“So, you finally got it?”
“So, you finally got it?”
“Well your Data Hub!!!!”
“Oh yeah, that’s great, we implemented it right after our Datalake!!!”
“But then what are the benefits?”
“Well, first of all, imagine the Datalake!”
“We put a lot of stuff in it, so we are able to do plenty of things with it, right!”
“OK, like what?”
“Well, many kinds of things… Things you can’t even imagine…”
It is funny to see that our job is often made up of “buzz words” that are sometimes poorly mastered or badly used. These terms accompany the emergence and adoption of more or less innovative technologies; and so it is with Big Data technologies and the implementation of these famous Data Lakes and Data Hubs.
But what are we finally talking about? Of course, new technologies and tools make it possible to overcome previous limitations (performance…) or to lower costs (storage…); which can therefore change ways of working and result in a different solution’s design, but without questioning what really makes them particular: their proper functionalities and their benefits to business users.
This is what is often forgotten, particularly because we can see them as fads: “I need to set up my Data Hub”, because that is the current trend; the “initiative” could even be “sold” to business users because everyone is talking about it, but for what functionalities and benefits?
Indeed, data hubs did not wait for the arrival of Big Data to exist; architectures linked to operational data integration have been around for a long time and cover several functionalities depending on the maturity of the solution and the involvement of the business stakeholders:
- Centralization of data flows: from an architectural perspective, this is obviously the primary objective of a data hub. We are moving from the (in)famous spaghetti dish, made of directly connected flows between systems, to a centralized approach built with half incoming and half outgoing flows. These half data flows can be made in “push” mode or in “pull” mod, depending on the considered systems.
- Storage: to meet a half-flow strategy and historical recording needs, data persistence must be ensured in the Data Hub. This persistence can depend on a given “validity period” of the data in accordance with the business processes that carry it. A “Data Lake” concept can also be used for this function, to minimize storage costs.

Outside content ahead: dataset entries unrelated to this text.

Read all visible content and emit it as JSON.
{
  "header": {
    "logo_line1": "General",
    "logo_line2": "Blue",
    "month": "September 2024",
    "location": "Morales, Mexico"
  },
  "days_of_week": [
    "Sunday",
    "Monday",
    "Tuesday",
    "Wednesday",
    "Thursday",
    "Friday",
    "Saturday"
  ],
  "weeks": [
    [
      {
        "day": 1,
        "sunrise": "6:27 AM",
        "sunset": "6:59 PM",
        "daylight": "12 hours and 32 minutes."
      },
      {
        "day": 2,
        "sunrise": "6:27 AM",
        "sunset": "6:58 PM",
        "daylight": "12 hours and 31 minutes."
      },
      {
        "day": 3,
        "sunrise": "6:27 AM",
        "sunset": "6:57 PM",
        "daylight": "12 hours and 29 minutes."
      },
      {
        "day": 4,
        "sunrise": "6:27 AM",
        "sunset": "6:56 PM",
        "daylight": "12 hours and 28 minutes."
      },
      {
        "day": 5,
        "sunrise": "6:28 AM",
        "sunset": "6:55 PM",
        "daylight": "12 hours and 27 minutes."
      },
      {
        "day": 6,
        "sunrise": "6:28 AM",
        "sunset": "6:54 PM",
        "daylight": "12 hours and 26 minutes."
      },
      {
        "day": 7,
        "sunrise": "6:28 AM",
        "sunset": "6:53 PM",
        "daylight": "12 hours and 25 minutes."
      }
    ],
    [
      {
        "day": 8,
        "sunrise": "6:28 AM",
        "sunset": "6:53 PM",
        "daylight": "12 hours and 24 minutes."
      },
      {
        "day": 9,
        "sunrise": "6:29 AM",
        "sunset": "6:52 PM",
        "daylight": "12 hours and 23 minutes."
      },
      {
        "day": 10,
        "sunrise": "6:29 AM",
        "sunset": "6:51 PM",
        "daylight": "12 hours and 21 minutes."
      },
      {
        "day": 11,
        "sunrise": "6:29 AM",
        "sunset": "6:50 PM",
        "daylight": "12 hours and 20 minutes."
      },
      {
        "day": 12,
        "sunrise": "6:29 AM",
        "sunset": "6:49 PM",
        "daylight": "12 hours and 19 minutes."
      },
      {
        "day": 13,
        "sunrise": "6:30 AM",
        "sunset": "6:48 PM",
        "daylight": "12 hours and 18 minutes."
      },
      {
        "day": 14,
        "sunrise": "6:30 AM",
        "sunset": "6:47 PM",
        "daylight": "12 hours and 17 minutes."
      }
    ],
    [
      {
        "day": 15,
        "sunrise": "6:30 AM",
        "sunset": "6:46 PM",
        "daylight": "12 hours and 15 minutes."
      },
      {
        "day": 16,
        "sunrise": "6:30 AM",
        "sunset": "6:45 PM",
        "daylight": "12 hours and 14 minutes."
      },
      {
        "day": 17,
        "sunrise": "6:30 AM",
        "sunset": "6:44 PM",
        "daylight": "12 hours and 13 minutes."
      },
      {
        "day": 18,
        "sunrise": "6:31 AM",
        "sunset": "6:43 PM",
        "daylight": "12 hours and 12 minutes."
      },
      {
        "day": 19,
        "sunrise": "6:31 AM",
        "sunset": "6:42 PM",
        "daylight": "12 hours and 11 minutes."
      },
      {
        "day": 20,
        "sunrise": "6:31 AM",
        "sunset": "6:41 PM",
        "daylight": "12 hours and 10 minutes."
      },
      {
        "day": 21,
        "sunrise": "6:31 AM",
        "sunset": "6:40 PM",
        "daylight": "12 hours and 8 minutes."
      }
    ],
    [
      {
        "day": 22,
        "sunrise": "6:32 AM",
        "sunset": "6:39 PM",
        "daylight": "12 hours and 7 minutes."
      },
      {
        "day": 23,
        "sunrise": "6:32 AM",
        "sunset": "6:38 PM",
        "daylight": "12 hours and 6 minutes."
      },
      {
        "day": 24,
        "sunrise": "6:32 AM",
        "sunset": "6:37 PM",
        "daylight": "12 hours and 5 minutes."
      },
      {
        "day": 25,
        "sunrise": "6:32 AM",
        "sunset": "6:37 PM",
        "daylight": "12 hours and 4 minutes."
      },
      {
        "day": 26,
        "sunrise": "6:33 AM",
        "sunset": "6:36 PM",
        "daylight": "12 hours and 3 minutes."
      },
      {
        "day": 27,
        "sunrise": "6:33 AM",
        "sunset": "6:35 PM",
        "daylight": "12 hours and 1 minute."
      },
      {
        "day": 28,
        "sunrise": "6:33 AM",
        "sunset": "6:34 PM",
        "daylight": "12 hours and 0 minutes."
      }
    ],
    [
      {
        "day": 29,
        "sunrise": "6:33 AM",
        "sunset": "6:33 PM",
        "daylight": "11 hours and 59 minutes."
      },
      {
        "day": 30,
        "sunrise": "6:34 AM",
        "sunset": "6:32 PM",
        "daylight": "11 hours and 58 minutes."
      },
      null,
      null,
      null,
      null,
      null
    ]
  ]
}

The different layers of a Data Lake will be set up to distinguish between incoming raw data and outgoing transformed data (see below), or even to allow direct access and use by the business users.
- Data consolidation: as such a centralized system is meant to carry all the operational data exchanges, it is an opportunity to define all the business objects in a global and universal perspective; the definition of objects becomes unique for everyone and for all systems; the particularities of each supplier system are taken into account and each consumer system picks up the desired attributes from this complete vision and adapts them to downstream needs. It is therefore important to be able to qualify these business objects in regard to busines keys to ensure such a consolidation. We meet the concepts of MDM and Golden Record for reference data, that can also be supported by a Data Hub when no MDM system exists.
- Tracking and traceability: it is essential to ensure that all data in transit is correctly ingested and transmitted in such a way as to guarantee the consistency of the data flowing out of the Data Hub, to guarantee the reliability of downstream business processes.
- Data governance: another objective, along with the centralization and therefore the simplification of the data flows, is to give back the initiative and the responsibility to the business users on exchanges, reliability and propagation of their data. Even if the implementation of a Data Hub can be seen as a “simple” technical overhaul of an existing system, the involvement of business users and the set-up of a real data governance will help for sure to avoid to corrupt gradually the new system, because of initiatives that would be too local or isolated, which could only lead to rebuild data silos…